Indicators such as stroke volume (SV), cardiac output (CO), end-diastolic volume, ejection fraction, stroke volume variation (SVV), pulse pressure variation (PPV), and systolic pressure variations (SPV), among others, are important not only for diagnosis of disease, but also for “real-time,” i.e., continual, monitoring of clinically significant changes in a subject. For example, health care providers are interested in changes in preload dependence, fluid responsiveness, or volume responsiveness as well as, for example, central-to-peripheral decoupling in both human and animal subjects. Few hospitals are therefore without some form of equipment to monitor one or more cardiac indicators in an effort to provide a warning that one or more of the indicated changes are occurring in a subject. Many techniques, including invasive techniques, non-invasive techniques, and combinations thereof, are in use and even more have been proposed in the literature.
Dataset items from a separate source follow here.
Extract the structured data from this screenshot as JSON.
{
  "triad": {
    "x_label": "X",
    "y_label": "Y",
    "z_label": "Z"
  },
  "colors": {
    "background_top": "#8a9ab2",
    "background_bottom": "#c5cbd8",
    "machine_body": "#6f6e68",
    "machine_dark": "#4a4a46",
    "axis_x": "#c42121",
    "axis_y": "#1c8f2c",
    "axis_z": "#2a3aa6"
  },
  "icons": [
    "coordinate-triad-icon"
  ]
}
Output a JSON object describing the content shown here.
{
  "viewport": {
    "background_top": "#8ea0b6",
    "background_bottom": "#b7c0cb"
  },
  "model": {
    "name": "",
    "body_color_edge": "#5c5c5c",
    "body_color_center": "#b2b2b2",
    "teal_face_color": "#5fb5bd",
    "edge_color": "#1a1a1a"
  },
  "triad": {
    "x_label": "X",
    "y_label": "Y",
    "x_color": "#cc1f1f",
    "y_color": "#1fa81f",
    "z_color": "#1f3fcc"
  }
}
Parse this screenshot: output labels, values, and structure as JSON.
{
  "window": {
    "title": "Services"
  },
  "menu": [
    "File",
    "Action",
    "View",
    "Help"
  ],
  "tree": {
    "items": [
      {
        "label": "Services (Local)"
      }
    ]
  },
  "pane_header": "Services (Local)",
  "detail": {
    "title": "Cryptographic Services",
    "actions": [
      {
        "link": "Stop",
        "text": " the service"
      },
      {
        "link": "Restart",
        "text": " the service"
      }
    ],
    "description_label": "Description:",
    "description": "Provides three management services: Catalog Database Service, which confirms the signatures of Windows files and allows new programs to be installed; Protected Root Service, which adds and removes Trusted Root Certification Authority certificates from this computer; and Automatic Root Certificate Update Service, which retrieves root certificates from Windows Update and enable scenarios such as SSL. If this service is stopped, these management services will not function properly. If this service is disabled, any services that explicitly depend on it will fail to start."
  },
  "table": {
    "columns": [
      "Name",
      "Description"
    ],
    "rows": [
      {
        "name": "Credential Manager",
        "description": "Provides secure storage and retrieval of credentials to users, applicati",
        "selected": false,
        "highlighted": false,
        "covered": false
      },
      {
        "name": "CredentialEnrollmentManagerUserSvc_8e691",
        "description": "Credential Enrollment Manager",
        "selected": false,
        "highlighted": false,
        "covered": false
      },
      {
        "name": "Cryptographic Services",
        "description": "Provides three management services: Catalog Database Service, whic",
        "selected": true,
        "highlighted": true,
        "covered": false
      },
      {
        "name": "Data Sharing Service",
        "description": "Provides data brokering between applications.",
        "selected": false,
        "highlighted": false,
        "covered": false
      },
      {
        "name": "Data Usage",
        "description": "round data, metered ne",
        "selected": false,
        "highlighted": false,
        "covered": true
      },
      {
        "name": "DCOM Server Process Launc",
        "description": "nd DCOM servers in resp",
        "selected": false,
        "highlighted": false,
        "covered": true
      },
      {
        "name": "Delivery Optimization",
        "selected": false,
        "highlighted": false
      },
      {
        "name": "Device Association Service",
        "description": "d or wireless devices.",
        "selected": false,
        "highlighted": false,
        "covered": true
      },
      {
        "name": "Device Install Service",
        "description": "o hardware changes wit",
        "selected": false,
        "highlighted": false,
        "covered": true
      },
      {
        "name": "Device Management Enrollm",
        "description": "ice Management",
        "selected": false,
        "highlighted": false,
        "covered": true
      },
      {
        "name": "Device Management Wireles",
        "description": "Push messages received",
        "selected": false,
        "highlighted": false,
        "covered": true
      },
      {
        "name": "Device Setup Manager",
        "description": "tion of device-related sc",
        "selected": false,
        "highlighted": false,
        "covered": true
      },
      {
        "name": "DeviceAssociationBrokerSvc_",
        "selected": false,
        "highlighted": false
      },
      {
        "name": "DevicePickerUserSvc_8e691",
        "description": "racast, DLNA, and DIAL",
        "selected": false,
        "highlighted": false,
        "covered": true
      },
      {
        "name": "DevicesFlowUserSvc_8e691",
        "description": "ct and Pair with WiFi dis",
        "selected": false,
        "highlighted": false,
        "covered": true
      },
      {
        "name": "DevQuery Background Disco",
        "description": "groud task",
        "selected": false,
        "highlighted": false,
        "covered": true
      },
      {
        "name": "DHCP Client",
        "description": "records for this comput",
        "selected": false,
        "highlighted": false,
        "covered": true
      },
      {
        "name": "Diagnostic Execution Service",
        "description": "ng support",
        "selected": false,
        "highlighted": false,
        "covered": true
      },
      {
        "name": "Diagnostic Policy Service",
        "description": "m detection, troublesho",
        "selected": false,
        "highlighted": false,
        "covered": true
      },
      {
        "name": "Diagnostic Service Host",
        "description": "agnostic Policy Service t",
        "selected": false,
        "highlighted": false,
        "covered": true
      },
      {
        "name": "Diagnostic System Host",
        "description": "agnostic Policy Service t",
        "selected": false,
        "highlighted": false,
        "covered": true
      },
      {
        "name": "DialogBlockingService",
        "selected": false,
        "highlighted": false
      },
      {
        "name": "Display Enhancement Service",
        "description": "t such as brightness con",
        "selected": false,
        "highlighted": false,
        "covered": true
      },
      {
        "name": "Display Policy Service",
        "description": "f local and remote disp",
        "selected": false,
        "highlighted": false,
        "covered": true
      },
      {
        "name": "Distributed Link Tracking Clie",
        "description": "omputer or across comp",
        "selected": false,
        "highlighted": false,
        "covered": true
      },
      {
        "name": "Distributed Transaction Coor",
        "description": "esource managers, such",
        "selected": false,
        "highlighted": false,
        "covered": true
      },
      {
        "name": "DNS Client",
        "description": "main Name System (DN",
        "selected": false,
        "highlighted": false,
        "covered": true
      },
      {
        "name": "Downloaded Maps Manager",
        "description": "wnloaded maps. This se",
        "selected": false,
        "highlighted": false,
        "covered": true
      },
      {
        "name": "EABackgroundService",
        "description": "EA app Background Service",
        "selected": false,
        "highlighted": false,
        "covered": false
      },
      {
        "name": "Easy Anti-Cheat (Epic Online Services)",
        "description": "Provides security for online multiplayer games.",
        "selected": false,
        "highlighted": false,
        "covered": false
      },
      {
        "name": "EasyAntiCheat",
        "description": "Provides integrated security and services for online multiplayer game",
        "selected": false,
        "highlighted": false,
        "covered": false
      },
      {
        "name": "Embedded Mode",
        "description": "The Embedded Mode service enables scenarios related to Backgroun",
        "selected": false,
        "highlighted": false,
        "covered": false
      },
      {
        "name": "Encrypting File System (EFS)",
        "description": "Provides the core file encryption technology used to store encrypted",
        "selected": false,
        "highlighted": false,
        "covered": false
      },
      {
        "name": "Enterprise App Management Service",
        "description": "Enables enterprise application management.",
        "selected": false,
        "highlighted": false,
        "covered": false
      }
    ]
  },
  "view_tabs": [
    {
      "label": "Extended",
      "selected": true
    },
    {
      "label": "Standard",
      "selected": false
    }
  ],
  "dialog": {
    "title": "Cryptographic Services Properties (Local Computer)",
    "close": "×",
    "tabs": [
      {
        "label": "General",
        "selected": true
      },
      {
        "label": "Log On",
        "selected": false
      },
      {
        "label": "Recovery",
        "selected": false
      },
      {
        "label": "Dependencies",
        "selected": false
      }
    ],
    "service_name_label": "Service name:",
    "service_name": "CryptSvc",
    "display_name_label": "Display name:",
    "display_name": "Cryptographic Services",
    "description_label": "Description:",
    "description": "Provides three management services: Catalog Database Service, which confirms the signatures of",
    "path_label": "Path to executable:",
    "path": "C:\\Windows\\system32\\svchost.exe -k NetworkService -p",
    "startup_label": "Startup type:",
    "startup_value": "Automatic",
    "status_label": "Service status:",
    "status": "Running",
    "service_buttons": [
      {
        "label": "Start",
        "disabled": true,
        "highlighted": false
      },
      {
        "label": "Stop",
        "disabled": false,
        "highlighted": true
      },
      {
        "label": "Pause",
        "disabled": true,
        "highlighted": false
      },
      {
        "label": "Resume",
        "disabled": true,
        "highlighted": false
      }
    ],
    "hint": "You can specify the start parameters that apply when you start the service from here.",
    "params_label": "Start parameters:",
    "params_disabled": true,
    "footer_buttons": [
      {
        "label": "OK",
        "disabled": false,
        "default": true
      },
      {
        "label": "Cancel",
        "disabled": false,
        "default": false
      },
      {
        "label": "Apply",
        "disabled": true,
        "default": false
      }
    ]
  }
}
Methods for monitoring central-to-peripheral arterial pressure decoupling in a subject are described. The methods involve the comparison of parameters such as vascular impedance, arterial compliance, and central aortic and peripheral arterial pressures that can be determined from flow and pressure measurements at central aortic and peripheral arterial locations. The relationship between these parameters provides an indication of central-to-peripheral arterial pressure decoupling.
The methods for monitoring central-to-peripheral arterial pressure decoupling in a subject using vascular impedance involve measuring central aortic pressure, central aortic flow, and peripheral arterial pressure in the subject. Then calculating a central systemic vascular impedance from the central aortic pressure and the central aortic flow, and a peripheral systemic vascular impedance from the peripheral arterial pressure and the central aortic flow. The central systemic vascular impendence is compared to the peripheral systemic vascular impedance, and central-to-peripheral arterial pressure decoupling is indicated if the subject's peripheral systemic vascular impedance is greater than the subject's central systemic vascular impedance.
The methods for monitoring central-to-peripheral arterial pressure decoupling in a subject using arterial compliance involve measuring central aortic pressure, central aortic flow, and peripheral arterial pressure in the subject. Then calculating a central systemic arterial compliance from the central aortic pressure and the central aortic flow, and a peripheral systemic arterial compliance from the peripheral arterial pressure and the central aortic flow. The central systemic arterial compliance is compared to the peripheral systemic arterial compliance, and central-to-peripheral arterial pressure decoupling is indicated if the subject's peripheral systemic arterial compliance is greater than the subject's central systemic arterial compliance.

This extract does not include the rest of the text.